I was a typical “Jack of All Trades, Master of None” type of player and I personally think it lead me to have a long career overseas. Of course, there are other factors. You have to remember I played in an era where the game was different. The offenses were 3 out and 2 in, you had clearly defined roles for each position and there was very little room for Unicorns.
I am 6’8” (204cm) tall and my playing weight was about 210 pounds (95kg) soaking wet. My handles were decent, but I was no Kevin Durant…I was a streaky shooter. If I was hot, then I was Kevin Durant…if I was not, I was DEFINITELY not KD! Ok, just think of me as a VERY poor man’s KD…but this was before KD so I was looking pretty good at my size back then.
I could defend every player on the floor, but the question was for how long haha. Although I was deceptively strong, I had no business trying to defend stronger post players. I had good timing to block shots and my size helped, but not for 40 minutes. I guarded PGs as a pro because of my length and athleticism, but chasing guards around screens sucked big time haha.

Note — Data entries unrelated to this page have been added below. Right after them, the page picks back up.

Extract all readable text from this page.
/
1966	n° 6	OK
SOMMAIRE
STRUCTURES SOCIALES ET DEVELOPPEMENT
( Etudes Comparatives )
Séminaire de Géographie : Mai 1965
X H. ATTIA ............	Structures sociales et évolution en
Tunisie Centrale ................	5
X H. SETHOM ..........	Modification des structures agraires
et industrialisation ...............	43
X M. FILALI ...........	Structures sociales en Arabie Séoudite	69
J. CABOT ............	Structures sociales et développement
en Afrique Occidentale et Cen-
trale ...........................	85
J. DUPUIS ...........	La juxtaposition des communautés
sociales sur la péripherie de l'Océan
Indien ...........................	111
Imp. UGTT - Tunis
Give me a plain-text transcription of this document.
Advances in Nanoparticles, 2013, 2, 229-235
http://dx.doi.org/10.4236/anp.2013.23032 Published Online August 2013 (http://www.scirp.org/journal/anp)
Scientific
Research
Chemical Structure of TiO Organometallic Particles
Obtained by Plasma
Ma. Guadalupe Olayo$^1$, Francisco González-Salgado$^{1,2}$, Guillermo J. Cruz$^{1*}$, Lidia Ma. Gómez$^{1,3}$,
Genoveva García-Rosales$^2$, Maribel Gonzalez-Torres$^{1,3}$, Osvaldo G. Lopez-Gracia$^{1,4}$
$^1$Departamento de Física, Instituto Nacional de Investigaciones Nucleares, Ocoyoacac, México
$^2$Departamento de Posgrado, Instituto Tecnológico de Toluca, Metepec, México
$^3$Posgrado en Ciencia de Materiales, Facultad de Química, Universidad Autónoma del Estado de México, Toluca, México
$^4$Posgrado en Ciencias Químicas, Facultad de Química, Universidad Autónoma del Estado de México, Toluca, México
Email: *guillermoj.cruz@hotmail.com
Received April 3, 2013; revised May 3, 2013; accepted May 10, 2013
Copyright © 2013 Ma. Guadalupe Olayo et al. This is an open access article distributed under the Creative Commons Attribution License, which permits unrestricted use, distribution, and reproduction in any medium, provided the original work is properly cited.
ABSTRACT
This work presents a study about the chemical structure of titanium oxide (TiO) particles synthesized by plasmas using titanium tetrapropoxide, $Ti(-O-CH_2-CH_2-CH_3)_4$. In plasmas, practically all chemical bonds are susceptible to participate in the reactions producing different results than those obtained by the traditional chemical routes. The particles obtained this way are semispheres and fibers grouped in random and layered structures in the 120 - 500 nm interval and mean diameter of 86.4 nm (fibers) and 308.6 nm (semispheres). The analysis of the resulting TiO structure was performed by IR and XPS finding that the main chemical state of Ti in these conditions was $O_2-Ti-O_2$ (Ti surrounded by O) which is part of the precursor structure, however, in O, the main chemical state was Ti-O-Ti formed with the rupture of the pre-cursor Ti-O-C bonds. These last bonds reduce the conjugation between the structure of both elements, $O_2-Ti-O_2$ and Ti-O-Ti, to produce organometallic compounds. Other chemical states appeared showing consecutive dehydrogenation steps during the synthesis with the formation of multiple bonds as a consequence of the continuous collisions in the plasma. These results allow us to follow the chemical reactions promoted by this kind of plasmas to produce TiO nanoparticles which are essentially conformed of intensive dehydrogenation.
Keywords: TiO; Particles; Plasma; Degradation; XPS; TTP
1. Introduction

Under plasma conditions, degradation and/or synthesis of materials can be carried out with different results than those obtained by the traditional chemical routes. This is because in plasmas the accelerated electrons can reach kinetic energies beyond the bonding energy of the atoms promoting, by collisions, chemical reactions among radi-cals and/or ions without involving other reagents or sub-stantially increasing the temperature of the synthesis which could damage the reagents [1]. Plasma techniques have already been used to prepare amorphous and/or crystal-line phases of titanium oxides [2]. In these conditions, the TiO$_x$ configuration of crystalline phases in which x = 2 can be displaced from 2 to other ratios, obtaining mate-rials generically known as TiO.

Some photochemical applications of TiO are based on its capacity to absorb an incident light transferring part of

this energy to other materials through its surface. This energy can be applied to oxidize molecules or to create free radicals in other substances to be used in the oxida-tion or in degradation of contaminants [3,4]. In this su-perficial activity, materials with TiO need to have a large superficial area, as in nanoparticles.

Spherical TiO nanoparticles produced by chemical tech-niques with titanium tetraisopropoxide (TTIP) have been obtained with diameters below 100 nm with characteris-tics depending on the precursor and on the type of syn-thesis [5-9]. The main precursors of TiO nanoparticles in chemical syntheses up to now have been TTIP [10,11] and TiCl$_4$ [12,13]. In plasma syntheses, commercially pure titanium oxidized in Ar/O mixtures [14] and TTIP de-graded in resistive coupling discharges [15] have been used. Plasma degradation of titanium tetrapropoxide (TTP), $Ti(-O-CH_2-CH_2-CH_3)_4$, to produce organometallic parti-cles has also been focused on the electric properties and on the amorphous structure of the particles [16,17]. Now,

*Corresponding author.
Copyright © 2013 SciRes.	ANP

Two things I had going for me were athleticism and good instincts. The best thing I had was my ability to fill holes. I am a natural small forward, but I have played every position on the court depending on what a team needed.
This was both a gift and a curse. As a pro, I always felt like I wasn’t good enough at one position because I would be moved around so much. You never saw a PG playing center or a center playing the point. It frustrated me a lot. I had to know the plays at every position because I never knew where I would be playing.
In France, after our big got hurt, I practiced all week in the post, but then played the game at the SF. No reps during the week at my natural position. I hated that with a passion!
Later, as I got older, I realized that exactly what I thought was a curse was my biggest strength and gift and that is what I mean about specializing. Had I been only a tall and athletic dunker, I would not have made it very long overseas.
In the NBA, they look for people to play in particular systems and play a role. It is probably an advantage for you to specialize and be REALLY good at something. Overseas, however, it is different. You need to be an all-rounder to some extent to have a long career.
Here is an example. When I went to watch the Euroleague game between Alba Berlin and Maccabi Tel Aviv, I had the idea for this post. Routinely, Maccabi played with 3 guards…two of them being actual PGs. Sometimes they also played with 3 PGs on the floor at the same time. Their PF would have been a SF, and their C would have been a PF on most teams back in my era.
The game has changed and developed so much that the positions are much more fluid in nature and not so defined. Yes, both teams had traditional centers, but there are very few of them these days, and even then, those players can step outside to guard a pick and roll or shoot the 3 when available.
If one of those guards for Maccabi were to get upset that he does not have the ball exclusively in his hands like most traditional PGs then there would be no room for him on that team. Yes, that PG can probably find a team where he has the ball more, but the European game is moving away from floor generals like Chris Paul.
Another example from my career. I played half the season as my team’s PG because our PG got hurt. The backup PG was not ready to be a starter and one of our bigs also got hurt around that time. There was more need to replace the big than the PG. The coach thought I would do the best job because our SG only wanted to get his shots up so having the ball in his hands would not have been wise. Since I played at the point at various times during the season, he handed me the offense.
This was the first time I would play exclusively at this point in my life and I would be lying if I said I was thrilled about the idea…I was scared I would look like an idiot. I also would not say I was great at it, but I did much better than I expected and it was for sure the best move for the team. We played better with me at the point…and our SG still got his shots up haha.
The point of all of this is to say that in America, I think players are being developed way too early to specialize themselves because everyone wants to make it to the NBA where that is a priority. Those types of players then run into trouble overseas and if they are not able to adapt quickly, they may be going home quickly…even if they are good players. Overseas, I have seen many players get sent home because they were not able to change their game to the European way of moving the ball without taking a million dribbles or shooting every time they touch it.
This is not to say that specializing is all bad. Take Mike James who plays for Monaco and is one of the top Euroleague players today. The dude is just a flat-out great scorer…but…he also knows how to move the ball and not dribble the air out of the ball. When he needs to, he takes over. He also knows how to distribute and get everyone involved. He can adapt, even mid-game, which makes him incredibly valuable.
So basically what I want you to take from this particular post is, to be ready to adapt your game when you come to Europe. If you are a SG, be ready and able to play all three positions on the outside. We all have seen the development that inside players have made over the last 20 years. The game is getting smaller, but that does not mean there is no place for big players anymore…you just have to adapt your skill set.
And lastly, I will leave you with the rest of the Jack of Trades quote and I believe this was written for players like myself.
“A Jack of All Trades is a master of none, but oftentimes better than a Master of One.”